Dans l’attente d’un nouveau souffle politique
Au sein de l’opinion, les critiques se multiplient contre l’opposition traditionnelle. Des voix sont nombreuses à faire appel à l’émergence de “nouvelles têtes” pour prendre en main la lutte pour le changement. D’un autre côté, on estime que les élections ne devraient pas être à l’ordre du jour avant que le pouvoir n’ait tout fait s’agissant des fameuses “réformes constitutionnelles et institutionnelles”.

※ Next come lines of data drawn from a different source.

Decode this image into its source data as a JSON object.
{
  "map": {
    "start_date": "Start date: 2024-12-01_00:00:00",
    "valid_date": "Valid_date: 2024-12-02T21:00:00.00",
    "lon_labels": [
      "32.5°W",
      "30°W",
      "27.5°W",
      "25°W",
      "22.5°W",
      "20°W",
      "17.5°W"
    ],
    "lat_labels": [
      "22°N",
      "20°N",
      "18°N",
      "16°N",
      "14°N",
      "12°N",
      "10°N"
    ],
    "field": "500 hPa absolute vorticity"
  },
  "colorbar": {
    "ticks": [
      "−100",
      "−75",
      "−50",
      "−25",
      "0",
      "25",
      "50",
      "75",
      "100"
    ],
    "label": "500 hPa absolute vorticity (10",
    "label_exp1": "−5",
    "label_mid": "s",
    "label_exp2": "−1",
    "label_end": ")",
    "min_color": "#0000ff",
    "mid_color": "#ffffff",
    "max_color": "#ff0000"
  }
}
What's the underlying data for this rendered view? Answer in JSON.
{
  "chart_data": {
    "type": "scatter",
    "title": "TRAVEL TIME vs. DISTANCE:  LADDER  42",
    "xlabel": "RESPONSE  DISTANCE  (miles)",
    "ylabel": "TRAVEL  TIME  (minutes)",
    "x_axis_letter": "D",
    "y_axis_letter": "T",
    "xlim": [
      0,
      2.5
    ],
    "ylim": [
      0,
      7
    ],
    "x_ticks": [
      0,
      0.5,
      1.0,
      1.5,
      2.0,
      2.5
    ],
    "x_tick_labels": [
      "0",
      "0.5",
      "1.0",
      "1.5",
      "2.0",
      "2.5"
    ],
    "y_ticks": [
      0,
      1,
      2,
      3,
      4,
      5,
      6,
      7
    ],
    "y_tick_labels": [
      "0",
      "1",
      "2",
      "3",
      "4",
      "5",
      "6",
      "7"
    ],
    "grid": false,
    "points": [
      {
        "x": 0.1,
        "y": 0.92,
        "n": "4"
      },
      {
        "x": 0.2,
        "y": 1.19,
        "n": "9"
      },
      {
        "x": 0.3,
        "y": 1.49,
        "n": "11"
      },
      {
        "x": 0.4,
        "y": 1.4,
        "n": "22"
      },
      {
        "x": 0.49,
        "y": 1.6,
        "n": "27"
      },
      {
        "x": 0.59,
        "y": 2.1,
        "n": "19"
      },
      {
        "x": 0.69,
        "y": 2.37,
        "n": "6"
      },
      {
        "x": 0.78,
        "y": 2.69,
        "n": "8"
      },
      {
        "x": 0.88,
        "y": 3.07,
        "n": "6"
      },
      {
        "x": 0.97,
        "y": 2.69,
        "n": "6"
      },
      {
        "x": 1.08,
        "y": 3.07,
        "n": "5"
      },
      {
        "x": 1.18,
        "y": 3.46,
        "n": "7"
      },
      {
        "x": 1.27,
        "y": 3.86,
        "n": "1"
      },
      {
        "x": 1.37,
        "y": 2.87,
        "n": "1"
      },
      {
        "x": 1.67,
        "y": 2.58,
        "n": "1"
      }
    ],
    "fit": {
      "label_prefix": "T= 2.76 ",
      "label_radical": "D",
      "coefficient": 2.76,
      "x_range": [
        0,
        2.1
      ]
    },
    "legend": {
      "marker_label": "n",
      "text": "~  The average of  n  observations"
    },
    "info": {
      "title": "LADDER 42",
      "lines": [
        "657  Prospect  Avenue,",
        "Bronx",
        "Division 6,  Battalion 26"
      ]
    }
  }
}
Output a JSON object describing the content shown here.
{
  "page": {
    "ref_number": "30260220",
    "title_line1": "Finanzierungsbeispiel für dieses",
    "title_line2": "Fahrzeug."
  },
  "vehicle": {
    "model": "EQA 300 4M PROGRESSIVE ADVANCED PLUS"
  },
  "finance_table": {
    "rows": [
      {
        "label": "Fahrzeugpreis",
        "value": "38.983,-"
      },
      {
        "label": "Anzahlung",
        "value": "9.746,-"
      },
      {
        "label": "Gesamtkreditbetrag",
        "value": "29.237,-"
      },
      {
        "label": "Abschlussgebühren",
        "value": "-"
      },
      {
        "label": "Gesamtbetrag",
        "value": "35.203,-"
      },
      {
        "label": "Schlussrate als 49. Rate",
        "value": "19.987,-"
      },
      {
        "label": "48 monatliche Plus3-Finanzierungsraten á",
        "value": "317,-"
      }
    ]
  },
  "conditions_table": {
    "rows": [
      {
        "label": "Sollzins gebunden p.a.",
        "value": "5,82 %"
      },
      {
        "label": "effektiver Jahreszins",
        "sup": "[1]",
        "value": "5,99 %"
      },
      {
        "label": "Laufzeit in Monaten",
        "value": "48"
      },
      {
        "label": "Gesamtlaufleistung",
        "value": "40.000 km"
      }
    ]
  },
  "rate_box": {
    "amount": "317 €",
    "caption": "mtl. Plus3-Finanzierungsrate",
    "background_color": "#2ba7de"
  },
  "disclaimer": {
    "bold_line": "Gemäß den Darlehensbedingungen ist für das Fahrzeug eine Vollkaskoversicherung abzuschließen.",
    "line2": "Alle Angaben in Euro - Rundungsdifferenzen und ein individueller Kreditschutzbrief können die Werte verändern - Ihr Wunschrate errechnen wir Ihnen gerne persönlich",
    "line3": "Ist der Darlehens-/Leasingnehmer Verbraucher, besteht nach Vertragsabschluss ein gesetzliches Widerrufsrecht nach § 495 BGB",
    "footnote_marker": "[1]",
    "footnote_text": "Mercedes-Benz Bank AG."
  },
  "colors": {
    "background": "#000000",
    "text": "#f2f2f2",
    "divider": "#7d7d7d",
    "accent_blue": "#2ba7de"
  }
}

Le véritable besoin concerne un souffle nouveau; sous la forme d’un projet cohérent qui rassure les populations avides de changement. Les forces politiques à Lomé sont en vérité essoufflées et manquent de perspective face aux défis politiques. Elles ne semblent pas cerner le jeu du pouvoir et maintiennent la même attitude qu’après le soulèvement du 17 août 2017…
On attend qu’une nouvelle dynamique se mette vite en place qui permette de mettre à jour le logiciel des exigences politiques vers la tenue des élections décisives de 2020.
Si l’opposition veut pendre le dessus sur le pouvoir l’année prochaine, elle va devoir faire montre de plus de cohésion et démontrer une capacité d’action plus forte. Les partis et personnalités qui bottent en touche par rapport à un scrutin ou un autre tomberaient déjà dans le piège du pouvoir UNIR: créer le désordre au sein des forces d’opposition et pousser les adversaires les plus crédibles à boycotter la présidentielle.